El hombre gris era un socrático convencido. Había llegado a las más altas cotas de poder aplicando aquella máxima que había popularizado uno de los padres de la filosofía clásica: “Solo sé que no sé nada”. Con una ignorancia fingida solía ironizar sobre sus propias capacidades cognitivas para esquivar respuestas incómodas que pusieran al descubierto su falsa ingenuidad. Siguiendo la mayéutica de Sócrates, trataba de no tomarse en serio a sí mismo practicando sin descanso nuevos gags con los que distraer la atención de sus discípulos.
El hombre gris que no sabía nada prefería mil veces ser un patán que un sabio. Y en eso consistía básicamente su sabiduría, en disfrazarse de necio para eludir las responsabilidades tácitas de los cargos que ostentaba. De todos los que había ostentado. La zafiedad de sus discursos era tan postiza que no podía ser sino impostada. Como buen neoliberal y ferviente admirador de la mercadocracia y del “sálvese quien pueda”, siempre atendía las indicaciones del oráculo de su cuenta de resultados y hasta ahora no le iba mal. Los dioses siempre hablan en un lenguaje encriptado que cada cual decodifica a su manera de acuerdo a sus intereses. Las cocinas demoscópicas son especialistas en interpretar oráculos a gusto del consumidor. Para no escuchar las voces del inframundo, el hombre gris vivía en una burbuja infranqueable rodeado de una caterva de lares domesticados que repetían consignas y argumentarios ensayados cada mañana. A veces ni eso. Siempre había algún orate con acceso al ciberespacio para defender a su señor a cambio de unas migajas de ambrosía.

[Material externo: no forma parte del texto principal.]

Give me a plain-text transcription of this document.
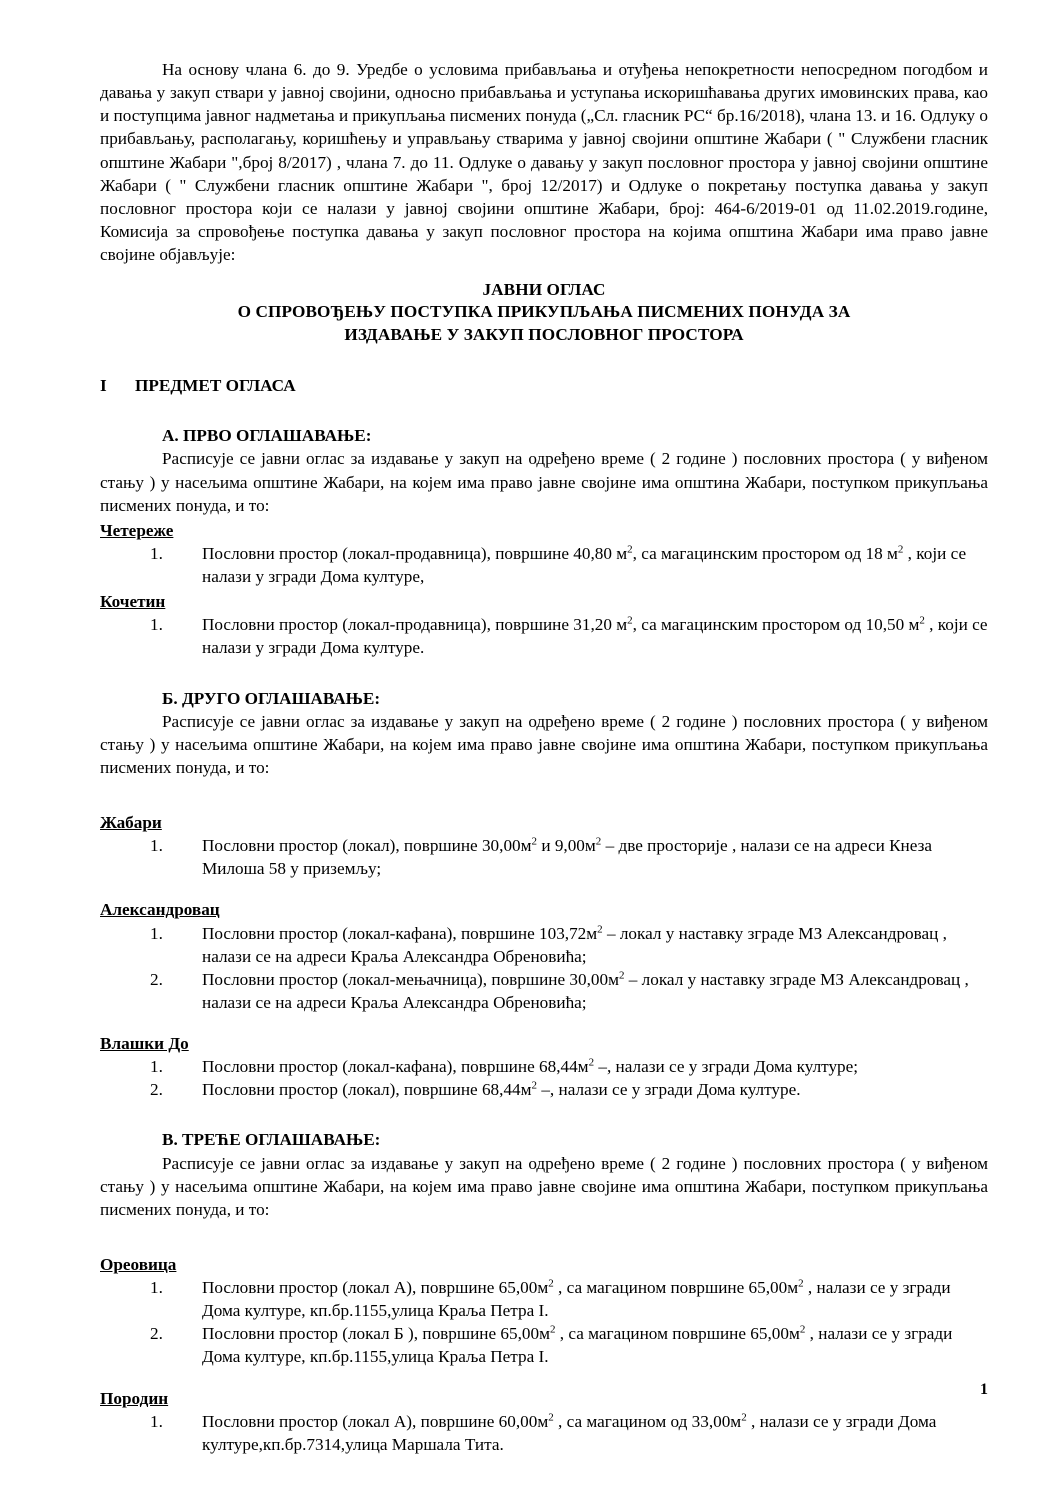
На основу члана 6. до 9. Уредбе о условима прибављања и отуђења непокретности непосредном погодбом и давања у закуп ствари у јавној својини, односно прибављања и уступања искоришћавања других имовинских права, као и поступцима јавног надметања и прикупљања писмених понуда („Сл. гласник РС“ бр.16/2018), члана 13. и 16. Одлуку о прибављању, располагању, коришћењу и управљању стварима у јавној својини општине Жабари ( " Службени гласник општине Жабари ",број 8/2017) , члана 7. до 11. Одлуке о давању у закуп пословног простора у јавној својини општине Жабари ( " Службени гласник општине Жабари ", број 12/2017) и Одлуке о покретању поступка давања у закуп пословног простора који се налази у јавној својини општине Жабари, број: 464-6/2019-01 од 11.02.2019.године, Комисија за спровођење поступка давања у закуп пословног простора на којима општина Жабари има право јавне својине објављује:

ЈАВНИ ОГЛАС
О СПРОВОЂЕЊУ ПОСТУПКА ПРИКУПЉАЊА ПИСМЕНИХ ПОНУДА ЗА
ИЗДАВАЊЕ У ЗАКУП ПОСЛОВНОГ ПРОСТОРА
I ПРЕДМЕТ ОГЛАСА
А. ПРВО ОГЛАШАВАЊЕ:

Расписује се јавни оглас за издавање у закуп на одређено време ( 2 године ) пословних простора ( у виђеном стању ) у насељима општине Жабари, на којем има право јавне својине има општина Жабари, поступком прикупљања писмених понуда, и то:

Четереже
1.	Пословни простор (локал-продавница), површине 40,80 $м^2$, са магацинским простором од 18 $м^2$ , који се налази у згради Дома културе,
Кочетин
1.	Пословни простор (локал-продавница), површине 31,20 $м^2$, са магацинским простором од 10,50 $м^2$ , који се налази у згради Дома културе.
Б. ДРУГО ОГЛАШАВАЊЕ:

Расписује се јавни оглас за издавање у закуп на одређено време ( 2 године ) пословних простора ( у виђеном стању ) у насељима општине Жабари, на којем има право јавне својине има општина Жабари, поступком прикупљања писмених понуда, и то:

Жабари
1.	Пословни простор (локал), површине $30,00м^2$ и $9,00м^2$ – две просторије , налази се на адреси Кнеза Милоша 58 у приземљу;
Александровац
1.	Пословни простор (локал-кафана), површине $103,72м^2$ – локал у наставку зграде МЗ Александровац , налази се на адреси Краља Александра Обреновића;
2.	Пословни простор (локал-мењачница), површине $30,00м^2$ – локал у наставку зграде МЗ Александровац , налази се на адреси Краља Александра Обреновића;
Влашки До
1.	Пословни простор (локал-кафана), површине $68,44м^2$ –, налази се у згради Дома културе;
2.	Пословни простор (локал), површине $68,44м^2$ –, налази се у згради Дома културе.
В. ТРЕЋЕ ОГЛАШАВАЊЕ:

Расписује се јавни оглас за издавање у закуп на одређено време ( 2 године ) пословних простора ( у виђеном стању ) у насељима општине Жабари, на којем има право јавне својине има општина Жабари, поступком прикупљања писмених понуда, и то:

Ореовица
1.	Пословни простор (локал А), површине $65,00м^2$ , са магацином површине $65,00м^2$ , налази се у згради Дома културе, кп.бр.1155,улица Краља Петра I.
2.	Пословни простор (локал Б ), површине $65,00м^2$ , са магацином површине $65,00м^2$ , налази се у згради Дома културе, кп.бр.1155,улица Краља Петра I.
Породин
1.	Пословни простор (локал А), површине $60,00м^2$ , са магацином од $33,00м^2$ , налази се у згради Дома културе,кп.бр.7314,улица Маршала Тита.
1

Habían llegado a correr rumores de que el hombre gris era solo un espantajo, una Moma que hablaba por boca de otros, así que, de vez en cuando, salía a pasear bajo la lluvia en calzón corto, acudía a los palcos de los estadios, a consejos europeos o platós de televisión para mostrar al pueblo que existía de verdad, que no se trataba de una simulación en diferido. Tal era la sospecha de que nadie era capaz de conseguir tanto con tan poco, que empezó a ponerse en duda la creencia que de verdad fuera un hombre que no sabía nada. Era imposible que alguien se vanagloriara impunemente de su ignorancia y además fuera premiado por ello. La única explicación posible era que el hombre de gris fuera la reencarnación actualizada de algún filósofo de postín. Unos decían que Sócrates. Otros que Maquiavelo. Los más temerarios apostaban porque era un compañero de fatigas que Platón se olvidó de sacar de la caverna. Aunque lo más probable es que, tarde o temprano, acabe siendo un señor de las moscas cualquiera con el que se engaña al pueblo ante el temor de que ser engullidos por la Bestia. Pero en realidad, el hombre que ignoraba demasiado sí que sabía algunas cosas. Pocas, pero inútiles. Sabía guiñar un ojo cuando era consciente de que mentía. Sabía torear a los aspirantes a sucederle en la poltrona. Sabía la alineación de su equipo de fútbol sin titubear. Sabía nadar y guardar la ropa. Sabía en qué temas no debía meterse. Y sobre todo, sabía lo que no debía saber. Todo lo demás, merde!!